Ever since I noticed that Whole Foods gave kale a perfect score of 1000 on their nutrient density scale--the highest score possible based on micronutrients, including vitamins, minerals, phytochemicals and antioxidant capacities--I have wanted to eat more kale. Who am I kidding? Not more kale, just some kale. My world and kale's never touched until now. Noticing that my go-to romaine lettuce scores just above 300 on Whole Food's Aggregate Nutrient Density Index (ANDI) , I figured I needed to expand my greens.
Kale, which contains at least 45 different antioxidant flavonoids and is loaded with vitamins A and K as well as a good supply of C, is a member of the cruciferous family like cabbage and broccoli. It's very impressive cancer-preventive and anti-inflammatory heart benefits makes me wonder why the whole world isn't munching on this super veggie.
I am in the processing of introducing kale to my family because I am determined that my kids will grow up having it as a staple in our home along with the only other vegetables to get the top 1000 ANDI score--watercress and mustard, turnip and collard greens. So this week I started with kale chips. I dehydrated them in my oven at 115 degrees so I guess they are technically raw, preserving all of kale's amazing enzymes. However, they can be baked at 300 degrees until crispy.
These kale chips even got the two thumbs up from my 2-1/2-year-old son, who has "texture issues" with food and refuses to eat 99.5% of the veggies I put on his plate. I almost fell over when he said, "I like these, Mommy!"
People with low thyroid may want to be aware that kale, like all vegetables in the Brassica family, contain a compound known as progoitrin, which has shown to decrease thyroid hormone production. Steaming or cooking these vegetables, instead of eating them raw, is found to reduce the goitrogens to a third, according to the Weston A. Price Foundation.
I used a large bunch of red curly kale, but you can substitute two smaller bunches of the flat green kind. Additionally, you can also add 1 tsp of honey to reduce the bitterness or add a pinch of cayenne pepper to give it a kick. I kept these chips pretty simple.

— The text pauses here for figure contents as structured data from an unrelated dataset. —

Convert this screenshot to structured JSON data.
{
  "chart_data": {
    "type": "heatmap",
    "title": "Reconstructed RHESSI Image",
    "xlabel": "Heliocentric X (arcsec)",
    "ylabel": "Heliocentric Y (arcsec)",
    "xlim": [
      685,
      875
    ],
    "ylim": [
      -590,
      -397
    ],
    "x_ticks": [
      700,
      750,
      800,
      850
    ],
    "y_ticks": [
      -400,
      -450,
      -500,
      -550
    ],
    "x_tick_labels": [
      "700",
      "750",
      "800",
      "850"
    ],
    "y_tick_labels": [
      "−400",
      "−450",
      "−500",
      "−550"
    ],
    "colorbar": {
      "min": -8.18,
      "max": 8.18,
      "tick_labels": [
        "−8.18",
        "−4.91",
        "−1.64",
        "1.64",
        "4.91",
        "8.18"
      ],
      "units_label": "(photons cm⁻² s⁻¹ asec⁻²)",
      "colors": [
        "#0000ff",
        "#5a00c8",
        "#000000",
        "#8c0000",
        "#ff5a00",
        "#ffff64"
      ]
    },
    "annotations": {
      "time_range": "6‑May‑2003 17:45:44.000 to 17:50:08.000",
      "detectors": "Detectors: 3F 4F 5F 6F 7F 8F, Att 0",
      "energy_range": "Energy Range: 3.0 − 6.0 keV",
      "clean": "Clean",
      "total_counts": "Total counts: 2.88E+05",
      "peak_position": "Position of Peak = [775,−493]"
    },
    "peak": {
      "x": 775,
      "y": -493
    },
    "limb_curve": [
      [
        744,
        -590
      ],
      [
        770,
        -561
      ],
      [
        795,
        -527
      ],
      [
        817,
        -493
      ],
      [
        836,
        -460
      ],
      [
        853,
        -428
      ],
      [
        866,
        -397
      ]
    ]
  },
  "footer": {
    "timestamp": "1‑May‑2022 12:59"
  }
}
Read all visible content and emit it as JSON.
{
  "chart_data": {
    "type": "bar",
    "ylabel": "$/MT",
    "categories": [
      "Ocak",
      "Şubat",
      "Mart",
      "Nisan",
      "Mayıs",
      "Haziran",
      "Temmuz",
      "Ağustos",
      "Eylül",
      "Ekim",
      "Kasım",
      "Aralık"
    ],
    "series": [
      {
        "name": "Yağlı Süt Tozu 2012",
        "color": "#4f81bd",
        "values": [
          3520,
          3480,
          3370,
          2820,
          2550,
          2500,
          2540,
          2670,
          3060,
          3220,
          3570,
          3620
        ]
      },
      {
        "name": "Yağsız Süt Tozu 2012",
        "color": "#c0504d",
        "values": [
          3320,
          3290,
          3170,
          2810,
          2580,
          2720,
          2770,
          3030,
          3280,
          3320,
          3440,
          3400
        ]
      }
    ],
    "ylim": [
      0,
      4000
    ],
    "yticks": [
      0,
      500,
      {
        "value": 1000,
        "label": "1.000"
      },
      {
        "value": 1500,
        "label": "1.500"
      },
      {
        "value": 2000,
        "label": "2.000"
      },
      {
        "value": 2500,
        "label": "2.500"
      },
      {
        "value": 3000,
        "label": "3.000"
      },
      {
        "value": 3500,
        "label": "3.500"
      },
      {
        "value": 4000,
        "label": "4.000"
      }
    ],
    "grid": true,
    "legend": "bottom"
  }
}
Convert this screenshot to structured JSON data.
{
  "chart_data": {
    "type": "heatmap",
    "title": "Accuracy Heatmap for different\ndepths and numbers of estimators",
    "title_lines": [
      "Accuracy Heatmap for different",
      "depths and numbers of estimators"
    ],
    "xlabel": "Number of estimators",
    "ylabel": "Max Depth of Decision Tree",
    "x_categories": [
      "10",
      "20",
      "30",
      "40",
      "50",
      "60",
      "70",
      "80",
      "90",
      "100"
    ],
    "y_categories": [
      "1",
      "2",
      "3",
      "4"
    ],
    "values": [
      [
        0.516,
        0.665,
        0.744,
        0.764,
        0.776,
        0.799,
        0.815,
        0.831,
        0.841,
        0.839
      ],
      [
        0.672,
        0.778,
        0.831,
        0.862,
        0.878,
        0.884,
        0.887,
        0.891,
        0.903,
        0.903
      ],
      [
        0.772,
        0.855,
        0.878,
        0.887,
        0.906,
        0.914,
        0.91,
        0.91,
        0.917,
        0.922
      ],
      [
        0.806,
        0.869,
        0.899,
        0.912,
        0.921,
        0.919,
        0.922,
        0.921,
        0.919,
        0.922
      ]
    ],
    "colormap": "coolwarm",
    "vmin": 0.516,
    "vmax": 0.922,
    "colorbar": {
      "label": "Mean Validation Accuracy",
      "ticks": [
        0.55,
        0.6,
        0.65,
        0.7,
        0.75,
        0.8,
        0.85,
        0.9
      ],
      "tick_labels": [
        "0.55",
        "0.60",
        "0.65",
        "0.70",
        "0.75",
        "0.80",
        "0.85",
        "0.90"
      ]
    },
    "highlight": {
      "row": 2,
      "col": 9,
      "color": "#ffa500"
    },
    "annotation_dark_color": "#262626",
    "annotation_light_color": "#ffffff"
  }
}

Super Veggie Kale Chip Recipe 1 large bunch of red curly kale or 2 small bunches of flat green kale 2 TBSP Olive Oil or Virgin Coconut Oil 2 TBSP Apple Cider Vinegar 1 tsp Sea Salt (if you'd like them less salty, use a bit less) Optional: 1 tsp of honey or 1/8 tsp of cayenne pepper
Remove kale stems, pull leaves apart into chip-size pieces. Wash and remove excess water. Put kale in large bowl and toss with oil, vinegar and sea salt. If you decide to use a bit of honey, mix it with the vinegar first before adding. Arrange coated kale leaves on parchment lined cookie sheet and dehydrate in oven at 115 degrees for approximately 5-6 hours or bake at 300 degrees for 20 minutes or until crispy.
Eat this nutrient-filled chip as a snack or as an accompaniment with lunch.